Reproducibility means someone else can rerun your notebook and get the same results. This requires accessible data, cells that run in order, documented dependencies, and seeded randomness.

Terms to Remember

Term	Definition
Exploratory data analysis (EDA)	The systematic process of examining a dataset to discover patterns, spot anomalies, test assumptions, and generate hypotheses
Data loading	The process of reading data from a file into a program's memory for analysis
Data inspection	Examining basic properties of a dataset: shape, column names, data types, unique values, first/last rows
Data quality	The degree to which data is accurate, complete, consistent, and suitable for its intended use
Missing values	Data points that are absent — represented as empty strings in CSV, `None` in Python, or `NaN` in pandas
Outlier	A data point that falls far outside the typical range of values — may be a genuine extreme or an error
Summary statistics	Numerical measures that describe a dataset's central tendency (mean, median) and spread (range, standard deviation)
Data dictionary	A reference document describing each column's name, meaning, data type, valid values, and quality notes
Data provenance	Documentation of a dataset's origin: who collected it, when, how, why, and any known limitations
Notebook narrative	The practice of writing a Jupyter notebook as a readable document that combines code, output, and explanatory text
Reproducibility	The principle that an analysis can be independently replicated to produce the same results

What You Should Be Able to Do Now

Use this checklist to verify you've absorbed the chapter. If any item feels shaky, revisit the relevant section.
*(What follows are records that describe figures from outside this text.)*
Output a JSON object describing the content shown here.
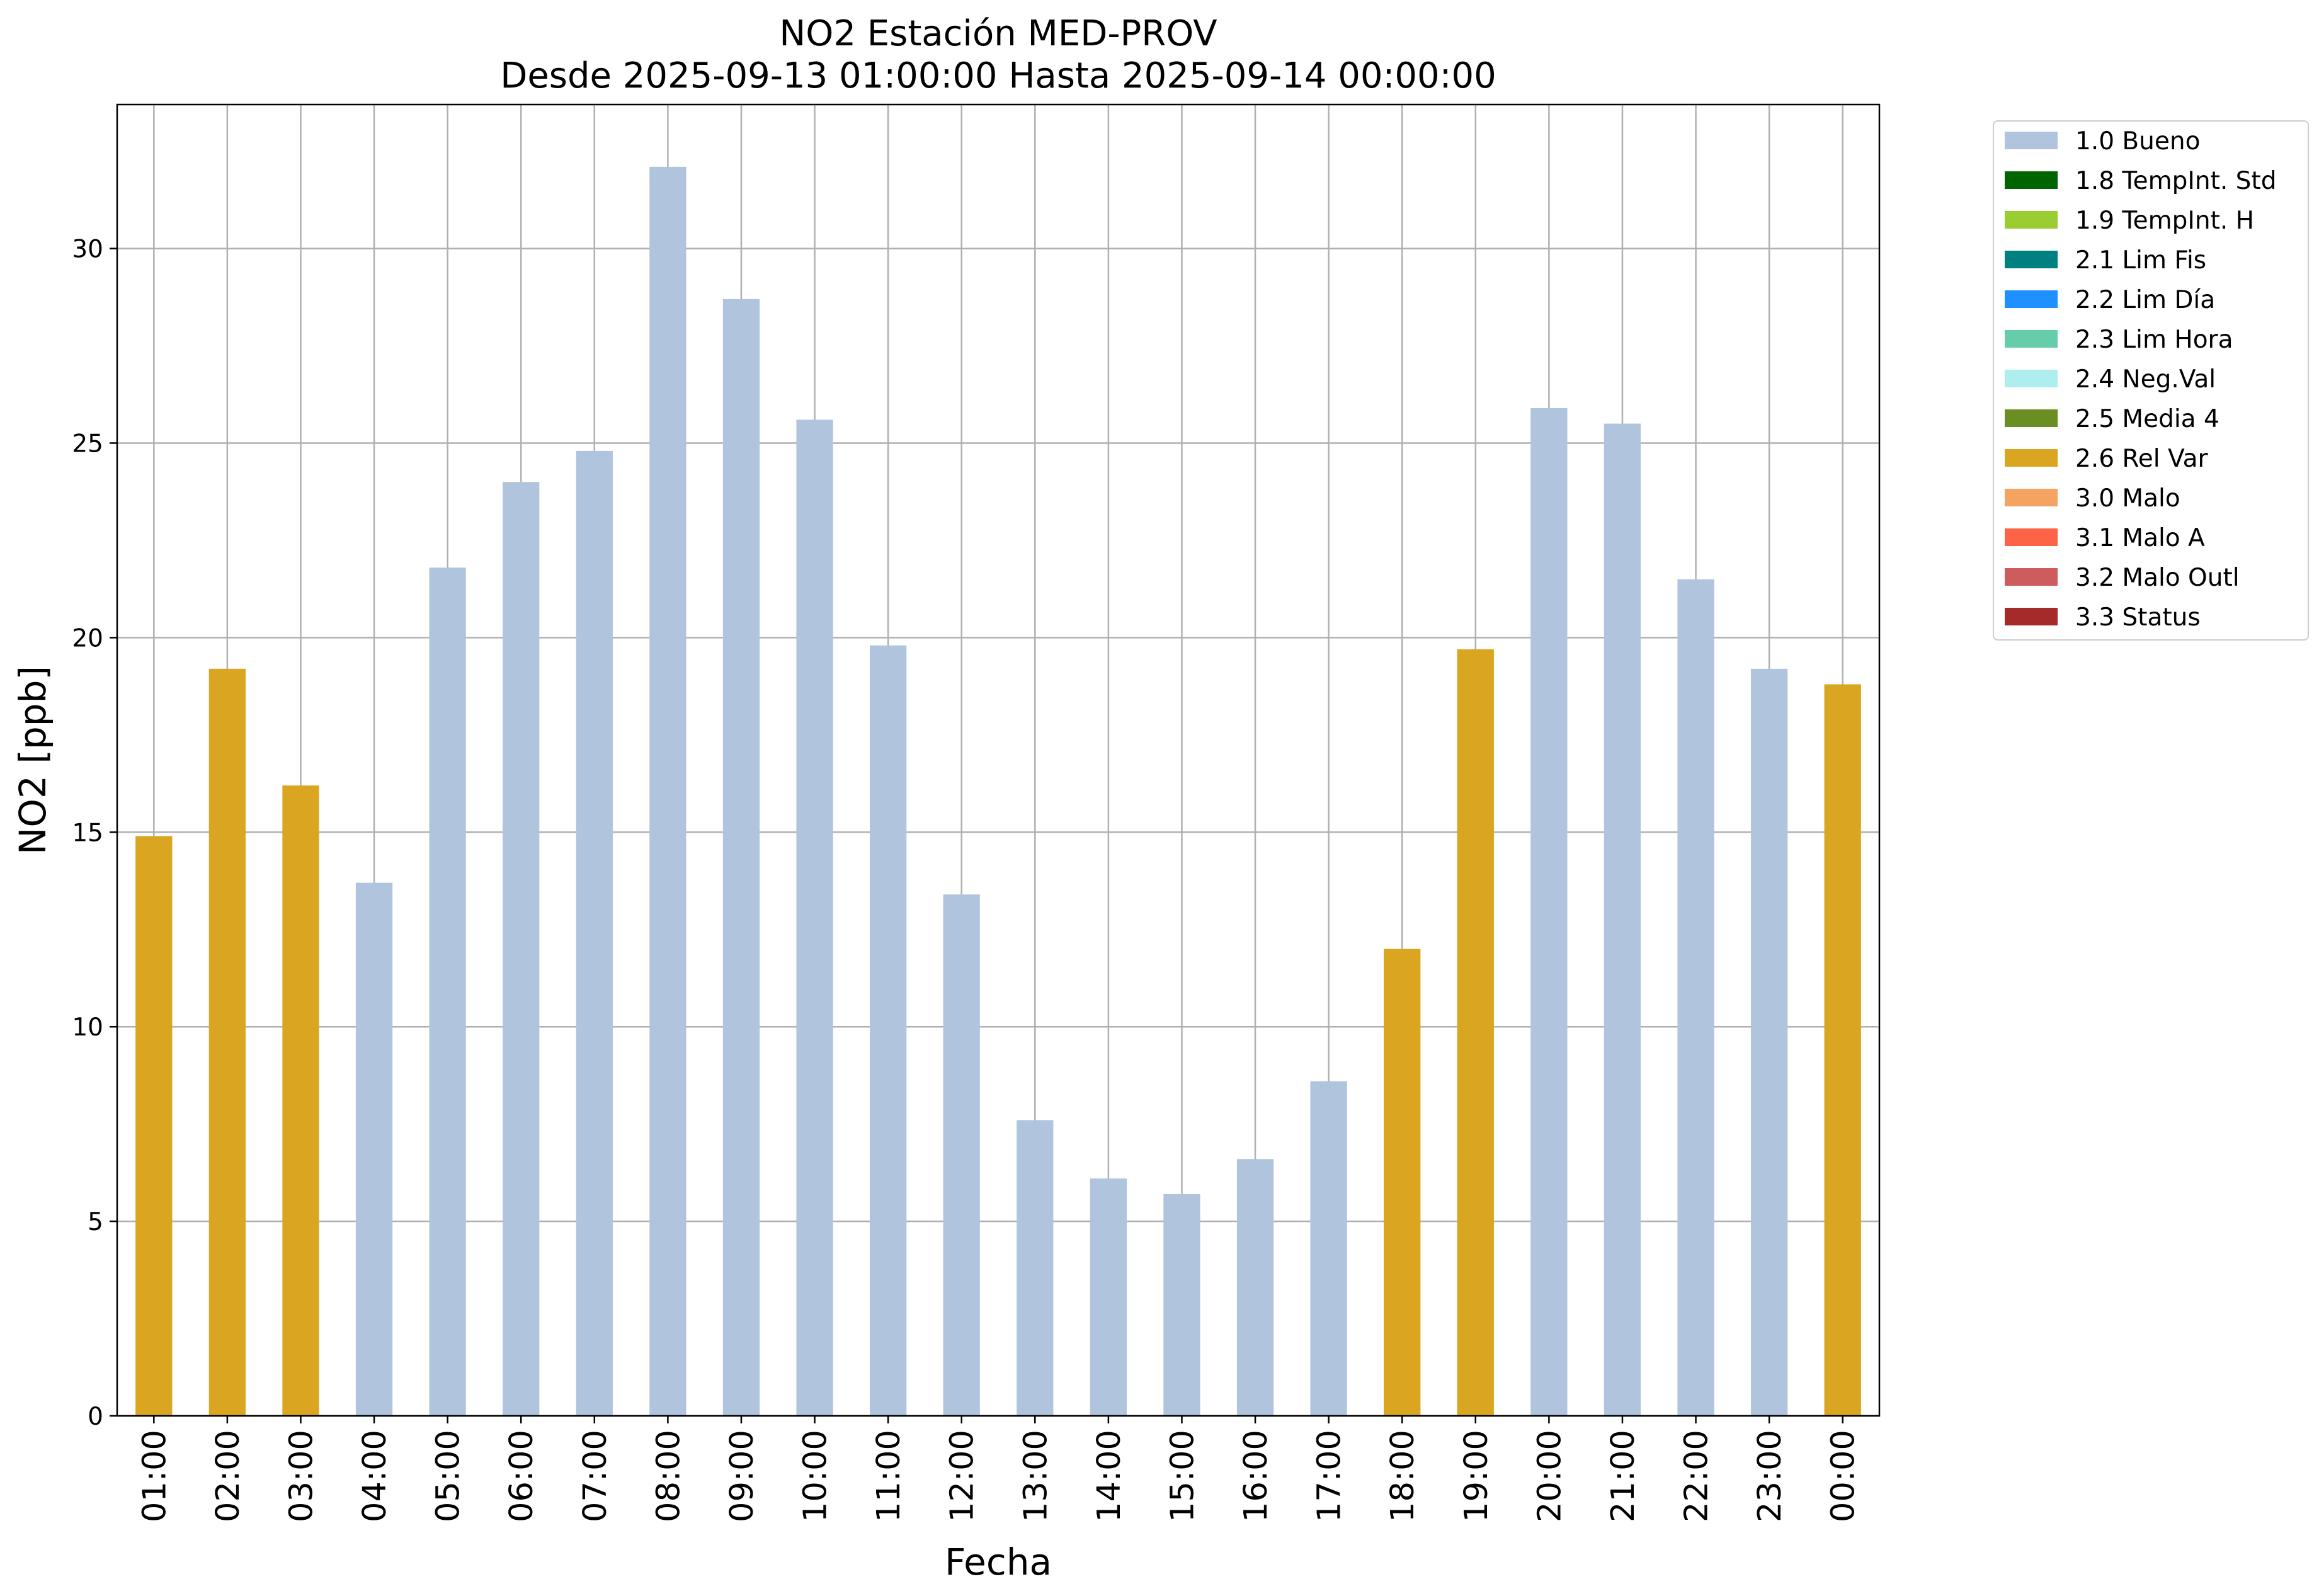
{
  "chart_data": {
    "type": "bar",
    "title": "NO2 Estación MED-PROV",
    "subtitle": "Desde 2025-09-13 01:00:00 Hasta 2025-09-14 00:00:00",
    "xlabel": "Fecha",
    "ylabel": "NO2 [ppb]",
    "ylim": [
      0,
      33.7
    ],
    "yticks": [
      0,
      5,
      10,
      15,
      20,
      25,
      30
    ],
    "grid": true,
    "legend_position": "outside-top-right",
    "categories": [
      "01:00",
      "02:00",
      "03:00",
      "04:00",
      "05:00",
      "06:00",
      "07:00",
      "08:00",
      "09:00",
      "10:00",
      "11:00",
      "12:00",
      "13:00",
      "14:00",
      "15:00",
      "16:00",
      "17:00",
      "18:00",
      "19:00",
      "20:00",
      "21:00",
      "22:00",
      "23:00",
      "00:00"
    ],
    "values": [
      14.9,
      19.2,
      16.2,
      13.7,
      21.8,
      24.0,
      24.8,
      32.1,
      28.7,
      25.6,
      19.8,
      13.4,
      7.6,
      6.1,
      5.7,
      6.6,
      8.6,
      12.0,
      19.7,
      25.9,
      25.5,
      21.5,
      19.2,
      18.8
    ],
    "flags": [
      "2.6 Rel Var",
      "2.6 Rel Var",
      "2.6 Rel Var",
      "1.0 Bueno",
      "1.0 Bueno",
      "1.0 Bueno",
      "1.0 Bueno",
      "1.0 Bueno",
      "1.0 Bueno",
      "1.0 Bueno",
      "1.0 Bueno",
      "1.0 Bueno",
      "1.0 Bueno",
      "1.0 Bueno",
      "1.0 Bueno",
      "1.0 Bueno",
      "1.0 Bueno",
      "2.6 Rel Var",
      "2.6 Rel Var",
      "1.0 Bueno",
      "1.0 Bueno",
      "1.0 Bueno",
      "1.0 Bueno",
      "2.6 Rel Var"
    ],
    "legend": [
      {
        "label": "1.0 Bueno",
        "color": "#b0c4de"
      },
      {
        "label": "1.8 TempInt. Std",
        "color": "#006400"
      },
      {
        "label": "1.9 TempInt. H",
        "color": "#9acd32"
      },
      {
        "label": "2.1 Lim Fis",
        "color": "#008080"
      },
      {
        "label": "2.2 Lim Día",
        "color": "#1e90ff"
      },
      {
        "label": "2.3 Lim Hora",
        "color": "#66cdaa"
      },
      {
        "label": "2.4 Neg.Val",
        "color": "#afeeee"
      },
      {
        "label": "2.5 Media 4",
        "color": "#6b8e23"
      },
      {
        "label": "2.6 Rel Var",
        "color": "#daa520"
      },
      {
        "label": "3.0 Malo",
        "color": "#f4a460"
      },
      {
        "label": "3.1 Malo A",
        "color": "#ff6347"
      },
      {
        "label": "3.2 Malo Outl",
        "color": "#cd5c5c"
      },
      {
        "label": "3.3 Status",
        "color": "#a52a2a"
      }
    ]
  }
}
[ ] Load a CSV file into a list of dictionaries using csv.DictReader
[ ] Inspect a dataset's basic properties: row count, column names, first/last rows, unique values
[ ] Compute summary statistics (count, min, max, mean, median) using pure Python
[ ] Handle missing values when extracting numeric data (skip empty strings, use try/except)
[ ] Assess data quality by counting missing values, checking ranges, and spotting inconsistencies
[ ] Break down statistics by group (e.g., mean coverage by region) using loops and dictionaries
[ ] Formulate specific, answerable questions before exploring data
[ ] Write a notebook narrative that combines code, output, and plain-English interpretation
[ ] Explain why pure Python is limited for data analysis and what tools (pandas, matplotlib) will address those limitations
[ ] Describe the EDA workflow and apply it to any new dataset

If you checked every box, congratulations — you've completed Part I. You are now a person who does data science, not just a person who reads about it. Part II is going to arm you with power tools that make everything faster. Let's go.